Ian Milner

Ian Frank George Milner (6 June 1911 – 31 May 1991) was a New Zealand Rhodes Scholar at New College, Oxford who had attended Waitaki Boys' High School. He was then a political scientist, a civil servant with the Australian Department of External Affairs in Canberra and with the United Nations in New York, and from the early 1950s a professor of English at Charles University in Prague where he became the friend and translator into English of the eminent Czech poet, Miroslav Holub.

He had been implicated in the 1954 Petrov Affair during which he was named by an Australian Royal Commission as a KGB agent.[1] During his time at the Department of External Affairs, his code name was said to have been "Bur".[2] Later when a New Zealand newspaper, Truth, labelled him "a Red menace", two universities that had invited him to lecture in New Zealand withdrew their invitation.

Ian Milner was the son of one of New Zealand's most respected headmasters, Frank Milner, of Waitaki Boys' High School in Oamaru, usually known as "the Man".[3]

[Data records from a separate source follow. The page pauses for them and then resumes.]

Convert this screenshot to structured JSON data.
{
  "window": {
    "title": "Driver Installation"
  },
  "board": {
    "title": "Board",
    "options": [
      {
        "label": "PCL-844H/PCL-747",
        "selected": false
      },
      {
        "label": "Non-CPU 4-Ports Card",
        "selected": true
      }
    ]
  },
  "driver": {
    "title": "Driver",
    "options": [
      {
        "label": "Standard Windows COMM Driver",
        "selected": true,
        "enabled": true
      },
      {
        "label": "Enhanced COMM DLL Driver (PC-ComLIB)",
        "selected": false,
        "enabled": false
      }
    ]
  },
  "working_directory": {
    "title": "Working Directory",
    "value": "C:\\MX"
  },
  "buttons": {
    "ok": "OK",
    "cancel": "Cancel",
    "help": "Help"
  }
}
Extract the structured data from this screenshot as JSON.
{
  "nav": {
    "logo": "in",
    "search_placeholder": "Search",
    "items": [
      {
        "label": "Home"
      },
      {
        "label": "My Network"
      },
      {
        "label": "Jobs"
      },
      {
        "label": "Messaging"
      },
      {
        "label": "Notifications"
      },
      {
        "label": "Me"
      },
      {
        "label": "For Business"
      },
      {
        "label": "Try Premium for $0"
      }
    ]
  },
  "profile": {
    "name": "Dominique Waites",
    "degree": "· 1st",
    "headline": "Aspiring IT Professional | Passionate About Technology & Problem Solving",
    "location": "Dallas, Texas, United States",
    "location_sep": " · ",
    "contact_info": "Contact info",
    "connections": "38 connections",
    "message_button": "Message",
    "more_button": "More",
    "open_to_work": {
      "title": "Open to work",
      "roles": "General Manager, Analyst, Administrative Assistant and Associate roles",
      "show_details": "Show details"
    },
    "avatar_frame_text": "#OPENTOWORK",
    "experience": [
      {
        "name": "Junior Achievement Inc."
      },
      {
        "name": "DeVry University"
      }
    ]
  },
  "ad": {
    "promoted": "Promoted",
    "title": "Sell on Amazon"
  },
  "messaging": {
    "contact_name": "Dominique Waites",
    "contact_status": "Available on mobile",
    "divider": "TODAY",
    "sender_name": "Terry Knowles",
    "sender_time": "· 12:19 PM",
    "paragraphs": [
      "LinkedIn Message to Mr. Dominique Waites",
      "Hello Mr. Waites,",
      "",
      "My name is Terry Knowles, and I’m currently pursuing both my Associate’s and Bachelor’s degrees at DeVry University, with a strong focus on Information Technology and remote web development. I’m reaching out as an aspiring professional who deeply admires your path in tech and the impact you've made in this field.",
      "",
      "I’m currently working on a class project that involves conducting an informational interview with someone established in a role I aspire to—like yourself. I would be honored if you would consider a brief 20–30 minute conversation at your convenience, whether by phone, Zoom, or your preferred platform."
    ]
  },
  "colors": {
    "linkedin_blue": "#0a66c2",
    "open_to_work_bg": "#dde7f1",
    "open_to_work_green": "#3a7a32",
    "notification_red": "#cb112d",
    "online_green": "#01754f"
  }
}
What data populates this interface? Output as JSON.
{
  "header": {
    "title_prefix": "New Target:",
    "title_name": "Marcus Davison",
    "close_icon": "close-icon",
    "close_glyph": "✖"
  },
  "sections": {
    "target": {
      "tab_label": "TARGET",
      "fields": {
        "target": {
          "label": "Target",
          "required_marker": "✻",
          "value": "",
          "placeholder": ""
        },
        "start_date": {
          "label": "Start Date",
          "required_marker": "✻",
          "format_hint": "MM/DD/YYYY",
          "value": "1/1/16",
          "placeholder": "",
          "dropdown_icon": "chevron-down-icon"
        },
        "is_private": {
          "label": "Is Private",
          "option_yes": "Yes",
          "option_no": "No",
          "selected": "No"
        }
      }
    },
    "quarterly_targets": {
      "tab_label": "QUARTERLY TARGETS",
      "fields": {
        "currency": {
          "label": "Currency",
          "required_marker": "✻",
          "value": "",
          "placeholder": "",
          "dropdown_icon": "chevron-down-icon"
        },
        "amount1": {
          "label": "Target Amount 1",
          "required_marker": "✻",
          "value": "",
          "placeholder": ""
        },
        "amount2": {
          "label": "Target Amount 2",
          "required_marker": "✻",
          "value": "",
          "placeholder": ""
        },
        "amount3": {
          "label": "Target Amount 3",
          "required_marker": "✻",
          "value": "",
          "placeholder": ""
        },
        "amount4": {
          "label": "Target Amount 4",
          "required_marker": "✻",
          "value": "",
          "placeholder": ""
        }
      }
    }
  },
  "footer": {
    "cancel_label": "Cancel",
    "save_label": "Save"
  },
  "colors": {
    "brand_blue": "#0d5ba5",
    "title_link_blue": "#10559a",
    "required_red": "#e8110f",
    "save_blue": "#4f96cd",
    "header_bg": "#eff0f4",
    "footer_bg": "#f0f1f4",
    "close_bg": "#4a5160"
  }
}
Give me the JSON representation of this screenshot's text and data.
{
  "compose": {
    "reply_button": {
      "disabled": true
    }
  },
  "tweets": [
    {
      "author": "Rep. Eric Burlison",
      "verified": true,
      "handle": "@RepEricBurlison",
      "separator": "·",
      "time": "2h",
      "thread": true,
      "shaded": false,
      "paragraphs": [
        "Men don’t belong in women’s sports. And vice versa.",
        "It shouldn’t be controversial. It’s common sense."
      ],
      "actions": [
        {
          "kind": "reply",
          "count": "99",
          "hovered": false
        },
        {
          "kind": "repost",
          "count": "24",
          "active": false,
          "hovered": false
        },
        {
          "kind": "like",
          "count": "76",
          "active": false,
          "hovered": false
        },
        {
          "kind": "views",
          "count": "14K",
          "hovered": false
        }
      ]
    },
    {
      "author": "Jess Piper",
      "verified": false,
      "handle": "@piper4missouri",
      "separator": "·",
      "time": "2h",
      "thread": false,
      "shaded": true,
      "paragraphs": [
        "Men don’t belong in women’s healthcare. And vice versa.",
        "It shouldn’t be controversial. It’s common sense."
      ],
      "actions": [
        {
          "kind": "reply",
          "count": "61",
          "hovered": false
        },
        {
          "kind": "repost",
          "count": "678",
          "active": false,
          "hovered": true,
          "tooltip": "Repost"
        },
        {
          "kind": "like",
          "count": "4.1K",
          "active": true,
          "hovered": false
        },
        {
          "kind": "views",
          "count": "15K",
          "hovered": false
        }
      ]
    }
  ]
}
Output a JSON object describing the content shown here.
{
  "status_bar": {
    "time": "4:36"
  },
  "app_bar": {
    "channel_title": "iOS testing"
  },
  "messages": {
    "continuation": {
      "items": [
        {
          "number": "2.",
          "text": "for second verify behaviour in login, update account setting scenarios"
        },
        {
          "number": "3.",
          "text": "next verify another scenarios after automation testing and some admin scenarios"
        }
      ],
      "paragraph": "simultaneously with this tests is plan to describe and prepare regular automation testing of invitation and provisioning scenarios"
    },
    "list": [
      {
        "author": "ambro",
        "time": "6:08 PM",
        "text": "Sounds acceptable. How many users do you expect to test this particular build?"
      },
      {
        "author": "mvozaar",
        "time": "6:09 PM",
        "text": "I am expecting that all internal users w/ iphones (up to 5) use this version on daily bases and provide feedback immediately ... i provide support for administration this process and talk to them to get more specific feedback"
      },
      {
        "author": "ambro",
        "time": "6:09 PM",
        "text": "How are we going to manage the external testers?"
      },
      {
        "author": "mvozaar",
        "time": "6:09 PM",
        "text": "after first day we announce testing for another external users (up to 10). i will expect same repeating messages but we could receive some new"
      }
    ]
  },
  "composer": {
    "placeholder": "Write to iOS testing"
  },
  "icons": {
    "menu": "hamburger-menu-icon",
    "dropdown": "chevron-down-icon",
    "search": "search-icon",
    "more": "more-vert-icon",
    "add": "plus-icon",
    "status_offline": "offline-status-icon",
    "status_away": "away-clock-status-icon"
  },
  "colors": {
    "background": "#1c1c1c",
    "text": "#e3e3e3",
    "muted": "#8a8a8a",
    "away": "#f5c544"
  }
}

He was one of a group of five young New Zealand scholars who went to Oxford University in the 1930s and subsequently distinguished themselves in war and revolution.[4]

Espionage

Late in 1944, Milner was appointed to the Post-Hostilities Division (P-HD) of the Australian Government's then Department of External Affairs. In 1945, Milner allegedly stole a number of classified documents and passed copies of the documents to the Soviet embassy through an agent code-named KLOD, who was a key organiser of the Soviet Union's intelligence gathering activities in Australia and who was believed to be Walter Seddon Clayton.[5]

Declassified Venona reports, including intercepted cable traffic from the Soviet embassy in Canberra to Moscow, show that Milner regularly passed classified British post-war strategic planning documents to the Soviets between 1945 and 1946.[6]

From 1947-1949, Milner worked in New York with the Australian contingent in the Political Office of the United Nations Security Council. His work covered problems in the Balkan states, Middle East, and Korea. Milner appears to have actively continued to work with Soviet intelligence while posted to New York. He and his wife held deeply anti-American views and the United States Government is believed to have opened a security file on him.[7]

One of Milner's colleagues from the Department of External Affairs, Jim Hill was transferred to London in June 1950. Hill and Milner are said to have had similar sympathetic views of the Soviet Union. Shortly after arrival, Hill, code-named TOURIST, was interrogated by MI5 on suspicion of being a Soviet agent. Hill was not charged with treason, but was moved to a role that no longer provided access to sensitive information. It is likely that Milner was warned of Hill's interrogation by his Soviet handlers during a short holiday to Switzerland in June 1950. Milner defected to Czechoslovakia in July 1950 where he became an English teacher at Charles University in Prague.[8]

From Prague, Milner denied ever being member of the Communist Party of Australia or wittingly divulging confidential information to any unauthorised person.[9]

References

  1. The Rhodes Scholar Spy (Random House Australia, 1991) by Richard Hall
  2. Ball, Desmond (16 April 2011). "The moles at the very heart of government". The Australian.
  3. Intersecting Lines, the Memoirs of Ian Milner (Victoria University Press, 1993) edited and introduced by Vincent O'Sullivan
  4. Dance of the Peacocks, New Zealanders in exile in the time of Hitler and Mao Tse Tung (Random House, 2003) James McNeish
  5. Encyclopaedia of Cold War Espionage, Spies, and Secret Operations (Enigma Books, 2013) by Richard C.S. Trahair
  6. Ball, Desmond (28 May 2011). "Turning a blind eye to espionage". The Australian.
  7. Encyclopaedia of Cold War Espionage, Spies, and Secret Operations (Enigma Books, 2013) by Richard C.S. Trahair
  8. Encyclopaedia of Cold War Espionage, Spies, and Secret Operations (Enigma Books, 2013) by Richard C.S. Trahair
  9. Ball, Desmond (28 May 2011). "Turning a blind eye to espionage". The Australian.